The next question is, what data should we use? Any data could cause a positive feedback loop. We use this analysis to determine that certain groups are more likely to offend, and then we arrest more of that group. There are ways to prevent this effect from snowballing, but it's still something worth being aware of. It's important to use accurate and relevant data, and it's not obvious what that data is. Does data about boyfriends in Missouri collected in the 1990s apply to boyfriends in New York today? Does it apply to the father's girlfriend? Or to an Au Pair?
This points to possibly the hardest question of all. Unless you've been living under a rock for the last decade, the following won't come as a shock: classifying people into groups is hard. Which groups we use and who gets to decide them are of great importance. The Missouri study talked about "unrelated adults" as a group—does it make sense to combine the mother's boyfriend into the same group as the live-in nanny? It's not obvious that "unrelated adults" is the right grouping. What about the caregiver’s age, race, or other demographic information? Who gets to choose which groupings to make and where to draw the lines within the groupings?

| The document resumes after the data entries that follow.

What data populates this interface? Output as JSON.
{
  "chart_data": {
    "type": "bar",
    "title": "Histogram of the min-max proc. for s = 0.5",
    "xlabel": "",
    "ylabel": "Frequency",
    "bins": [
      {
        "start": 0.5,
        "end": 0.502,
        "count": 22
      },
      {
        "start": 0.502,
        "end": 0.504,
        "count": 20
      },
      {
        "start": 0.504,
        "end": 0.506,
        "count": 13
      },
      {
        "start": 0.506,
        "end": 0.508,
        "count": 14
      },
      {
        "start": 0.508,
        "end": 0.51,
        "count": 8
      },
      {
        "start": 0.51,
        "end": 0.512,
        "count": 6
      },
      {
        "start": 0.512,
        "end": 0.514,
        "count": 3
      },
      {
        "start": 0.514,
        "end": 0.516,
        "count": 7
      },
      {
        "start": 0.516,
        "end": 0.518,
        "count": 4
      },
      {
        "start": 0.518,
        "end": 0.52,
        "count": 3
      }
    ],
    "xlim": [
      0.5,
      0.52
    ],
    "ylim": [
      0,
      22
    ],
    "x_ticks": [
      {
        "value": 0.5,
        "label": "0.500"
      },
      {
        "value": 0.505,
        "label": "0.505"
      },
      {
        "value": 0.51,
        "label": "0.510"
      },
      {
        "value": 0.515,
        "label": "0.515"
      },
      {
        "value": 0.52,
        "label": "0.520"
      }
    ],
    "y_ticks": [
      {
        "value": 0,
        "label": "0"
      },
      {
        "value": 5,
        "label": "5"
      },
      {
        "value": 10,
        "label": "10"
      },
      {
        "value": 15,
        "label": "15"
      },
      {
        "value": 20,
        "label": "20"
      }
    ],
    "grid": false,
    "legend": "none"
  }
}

Despite its limitations, this approach can have a significant, positive effect. We're talking about arresting more guilty people and freeing more innocent ones. But we have to decide which categories are acceptable and which are not. How many child abusers are worth leaving unpunished to remain gender-neutral? How many innocent people would you lock up to be race-neutral? I'm not arguing for one side or the other. I'm not saying the answer is obvious. I'm arguing that we should understand the full picture and be clear-eyed about the tradeoffs we're making. These are tough questions.
P.S.
This isn't directly related to the above, but it's hard not to read this study and be disappointed by it. The study combined two variables - race and the caretaker's relationship to the child - in a way that they cannot be separated. They put the black child with the mother's boyfriend as the caretaker in one group and the white child with the grandmother as the caretaker. By combining them, it's impossible to see which factors influenced the pathologists. If the pathologists were using both pieces of information, or even ignoring race completely, the results could still be misinterpreted as showing racial bias. Based on the Missouri study data, the relationship between the caretaker and child is far, far more important than the child's race. But in the highlights and elsewhere they focused on the racial aspect, even though it's not clear from the data. It's hard not to look at it as purposely designed to make forensic pathologists look racist.